Multivariable Calculus Surface Integral Calculation

Question

I have a surface bounded by $x^2+y^2=1$ and $x^2+y^2=9$ (cylinders) as well as the planes z=0 and z=3.The vector field is $(yx^3,xy^3,x)$. I know this involves the divergence theorem, where I would have to set up find the partial and then the triple integral. I have got the part I need to integrate> I am having a little setting up the bounds for the integral. I know one would def. be from z=0 to z=3, but for the others i am not quite sure. Would I use polar coordinates given the $x^2+y^2$ terms? Any help is appreciated, thank you.

Answer 1

You were probably asked to find $$ \int_{S} \vec{F}\cdot d\vec{S} $$ where $\vec{F}=(yx^{3},xy^{3},x)$, where $S$ is the surface of the solid you described, and where you are using the outward normal on $S$. In that case, the divergence theorem implies $$ \int_{S}\vec{F}\cdot d\vec{S}=\int_{V}\nabla\cdot \vec{F}\,dV=\int_{V}(3yx^{2}+3xy^{2})\,dV, $$ where $V$ is the volume you described.
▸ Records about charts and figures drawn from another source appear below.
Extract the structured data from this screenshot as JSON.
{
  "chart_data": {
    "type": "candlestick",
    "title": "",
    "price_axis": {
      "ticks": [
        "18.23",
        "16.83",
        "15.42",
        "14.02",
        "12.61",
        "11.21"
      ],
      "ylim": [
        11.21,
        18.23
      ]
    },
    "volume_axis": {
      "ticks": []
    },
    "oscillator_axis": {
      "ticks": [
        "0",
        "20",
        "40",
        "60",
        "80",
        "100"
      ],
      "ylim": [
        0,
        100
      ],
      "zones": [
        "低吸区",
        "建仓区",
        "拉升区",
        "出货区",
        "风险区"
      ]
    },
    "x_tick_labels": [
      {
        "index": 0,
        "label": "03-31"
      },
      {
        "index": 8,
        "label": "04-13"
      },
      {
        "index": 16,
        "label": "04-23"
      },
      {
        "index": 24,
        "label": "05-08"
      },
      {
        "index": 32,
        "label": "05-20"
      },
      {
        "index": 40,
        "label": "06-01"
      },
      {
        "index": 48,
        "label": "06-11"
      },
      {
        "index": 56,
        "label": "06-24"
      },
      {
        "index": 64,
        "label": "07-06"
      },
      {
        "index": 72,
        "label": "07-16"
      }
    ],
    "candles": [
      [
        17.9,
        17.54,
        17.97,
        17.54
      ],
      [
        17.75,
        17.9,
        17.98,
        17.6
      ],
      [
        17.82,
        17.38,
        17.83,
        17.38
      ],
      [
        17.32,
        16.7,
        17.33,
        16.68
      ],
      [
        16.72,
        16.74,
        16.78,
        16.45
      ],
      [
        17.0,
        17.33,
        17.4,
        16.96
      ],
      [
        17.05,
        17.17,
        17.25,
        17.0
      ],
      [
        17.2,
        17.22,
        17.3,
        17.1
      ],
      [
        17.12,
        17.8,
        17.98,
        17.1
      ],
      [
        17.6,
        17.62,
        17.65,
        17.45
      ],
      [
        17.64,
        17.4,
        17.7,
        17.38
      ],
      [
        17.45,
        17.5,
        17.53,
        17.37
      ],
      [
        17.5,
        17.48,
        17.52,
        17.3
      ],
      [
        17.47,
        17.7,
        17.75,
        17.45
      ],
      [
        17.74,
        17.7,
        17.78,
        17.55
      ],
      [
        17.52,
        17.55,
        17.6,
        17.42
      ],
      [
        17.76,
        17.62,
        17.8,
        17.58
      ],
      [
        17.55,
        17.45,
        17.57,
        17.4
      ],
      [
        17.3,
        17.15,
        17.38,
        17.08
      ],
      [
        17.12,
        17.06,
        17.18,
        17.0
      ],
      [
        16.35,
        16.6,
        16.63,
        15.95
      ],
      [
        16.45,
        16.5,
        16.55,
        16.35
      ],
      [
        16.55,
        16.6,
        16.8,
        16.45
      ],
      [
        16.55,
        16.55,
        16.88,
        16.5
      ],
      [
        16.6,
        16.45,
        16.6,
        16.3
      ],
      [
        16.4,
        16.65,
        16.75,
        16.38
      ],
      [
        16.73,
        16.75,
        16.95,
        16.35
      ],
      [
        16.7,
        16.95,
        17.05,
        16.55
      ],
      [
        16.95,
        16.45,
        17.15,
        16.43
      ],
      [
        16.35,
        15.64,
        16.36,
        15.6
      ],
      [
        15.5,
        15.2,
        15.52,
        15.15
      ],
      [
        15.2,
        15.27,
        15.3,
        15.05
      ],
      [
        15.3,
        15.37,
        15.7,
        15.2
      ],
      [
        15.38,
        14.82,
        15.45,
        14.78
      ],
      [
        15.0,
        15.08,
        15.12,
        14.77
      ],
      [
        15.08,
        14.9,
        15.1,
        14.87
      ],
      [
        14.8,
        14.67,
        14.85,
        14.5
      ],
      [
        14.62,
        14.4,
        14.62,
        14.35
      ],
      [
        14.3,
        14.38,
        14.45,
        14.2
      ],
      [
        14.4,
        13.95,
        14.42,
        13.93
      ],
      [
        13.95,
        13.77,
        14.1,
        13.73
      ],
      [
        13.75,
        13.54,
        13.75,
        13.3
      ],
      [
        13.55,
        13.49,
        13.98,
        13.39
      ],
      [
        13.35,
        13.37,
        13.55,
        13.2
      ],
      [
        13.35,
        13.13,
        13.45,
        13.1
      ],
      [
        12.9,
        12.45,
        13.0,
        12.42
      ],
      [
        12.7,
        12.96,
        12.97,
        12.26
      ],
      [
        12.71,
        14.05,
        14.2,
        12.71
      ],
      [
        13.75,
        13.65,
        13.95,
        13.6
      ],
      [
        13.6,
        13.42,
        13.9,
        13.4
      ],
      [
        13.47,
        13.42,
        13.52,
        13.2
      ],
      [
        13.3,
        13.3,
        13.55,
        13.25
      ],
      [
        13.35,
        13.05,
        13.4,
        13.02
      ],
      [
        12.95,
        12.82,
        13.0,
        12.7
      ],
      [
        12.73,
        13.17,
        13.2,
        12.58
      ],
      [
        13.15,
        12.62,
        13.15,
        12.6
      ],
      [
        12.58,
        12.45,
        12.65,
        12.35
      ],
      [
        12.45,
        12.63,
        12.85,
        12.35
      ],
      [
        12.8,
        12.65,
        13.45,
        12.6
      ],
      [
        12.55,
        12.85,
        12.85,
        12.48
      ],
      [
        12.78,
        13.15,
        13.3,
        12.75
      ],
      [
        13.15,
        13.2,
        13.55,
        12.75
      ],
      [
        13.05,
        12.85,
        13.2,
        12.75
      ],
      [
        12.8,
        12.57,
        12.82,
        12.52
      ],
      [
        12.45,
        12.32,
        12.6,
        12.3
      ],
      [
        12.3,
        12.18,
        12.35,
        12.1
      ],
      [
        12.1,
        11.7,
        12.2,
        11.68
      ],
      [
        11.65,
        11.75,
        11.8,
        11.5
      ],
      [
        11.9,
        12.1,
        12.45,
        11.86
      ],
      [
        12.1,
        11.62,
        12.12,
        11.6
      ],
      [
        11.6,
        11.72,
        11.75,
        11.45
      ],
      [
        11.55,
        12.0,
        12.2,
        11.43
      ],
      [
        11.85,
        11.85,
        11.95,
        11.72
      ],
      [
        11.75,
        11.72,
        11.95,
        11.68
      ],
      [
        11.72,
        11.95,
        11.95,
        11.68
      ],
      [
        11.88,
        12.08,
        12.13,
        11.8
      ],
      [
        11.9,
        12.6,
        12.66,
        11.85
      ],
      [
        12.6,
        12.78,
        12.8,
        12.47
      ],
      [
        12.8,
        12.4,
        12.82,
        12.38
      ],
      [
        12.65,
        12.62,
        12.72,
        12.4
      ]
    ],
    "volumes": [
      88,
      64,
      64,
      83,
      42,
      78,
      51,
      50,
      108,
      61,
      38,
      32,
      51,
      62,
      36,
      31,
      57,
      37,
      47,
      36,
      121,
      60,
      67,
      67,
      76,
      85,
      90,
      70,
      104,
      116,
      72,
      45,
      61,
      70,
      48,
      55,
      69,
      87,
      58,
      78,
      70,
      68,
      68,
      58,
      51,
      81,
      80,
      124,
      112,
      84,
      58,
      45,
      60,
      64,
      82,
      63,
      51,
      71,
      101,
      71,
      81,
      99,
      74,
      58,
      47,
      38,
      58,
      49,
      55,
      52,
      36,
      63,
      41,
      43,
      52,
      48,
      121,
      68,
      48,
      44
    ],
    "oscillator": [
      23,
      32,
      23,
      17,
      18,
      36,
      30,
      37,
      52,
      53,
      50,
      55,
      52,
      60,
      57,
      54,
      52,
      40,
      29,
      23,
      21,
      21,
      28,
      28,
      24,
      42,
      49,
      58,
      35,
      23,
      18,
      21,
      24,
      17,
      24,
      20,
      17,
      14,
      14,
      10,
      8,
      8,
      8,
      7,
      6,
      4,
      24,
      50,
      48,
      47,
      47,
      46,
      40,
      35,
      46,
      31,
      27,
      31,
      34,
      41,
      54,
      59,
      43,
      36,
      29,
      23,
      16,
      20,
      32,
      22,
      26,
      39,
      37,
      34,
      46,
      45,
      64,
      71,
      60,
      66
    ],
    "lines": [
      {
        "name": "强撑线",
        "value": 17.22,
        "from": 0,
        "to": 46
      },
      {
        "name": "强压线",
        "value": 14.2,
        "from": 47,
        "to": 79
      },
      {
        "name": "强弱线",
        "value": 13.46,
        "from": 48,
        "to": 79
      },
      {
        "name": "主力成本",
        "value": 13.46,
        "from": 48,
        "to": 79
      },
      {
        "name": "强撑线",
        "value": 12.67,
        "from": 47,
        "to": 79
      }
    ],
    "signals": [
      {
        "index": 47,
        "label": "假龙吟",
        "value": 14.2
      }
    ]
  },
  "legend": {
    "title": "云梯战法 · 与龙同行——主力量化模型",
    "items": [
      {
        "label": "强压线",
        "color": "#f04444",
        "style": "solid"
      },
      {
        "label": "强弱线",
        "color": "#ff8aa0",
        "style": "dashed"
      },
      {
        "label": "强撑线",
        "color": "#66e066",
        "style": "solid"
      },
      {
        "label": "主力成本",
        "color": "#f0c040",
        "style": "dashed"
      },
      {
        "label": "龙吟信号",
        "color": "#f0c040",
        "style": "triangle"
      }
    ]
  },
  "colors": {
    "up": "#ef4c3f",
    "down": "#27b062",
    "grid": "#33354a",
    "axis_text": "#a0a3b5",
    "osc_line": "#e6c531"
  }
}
Cylindrical coordinates works great here because the volume you described is $0 \le \theta \le 2\pi$, $1 \le r \le 3$, and $0 \le z \le 3$. Then $x=r\cos\theta$, $y=r\sin\theta$ leads to $$ \int_{S}\vec{F}\cdot d\vec{S}=\int_{0}^{3}\int_{0}^{2\pi}\int_{1}^{3}3r^{3}(\sin\theta\cos^{2}\theta+\cos\theta\sin^{2}\theta)r\,dr\,d\theta\,dz. $$ This integral isn't bad at all because $$ \int \sin\theta\cos^{2}\theta+\cos\theta\sin^{2}\theta\,d\theta=-\frac{1}{3}\cos^{3}\theta+\frac{1}{3}\sin^{3}\theta+C. $$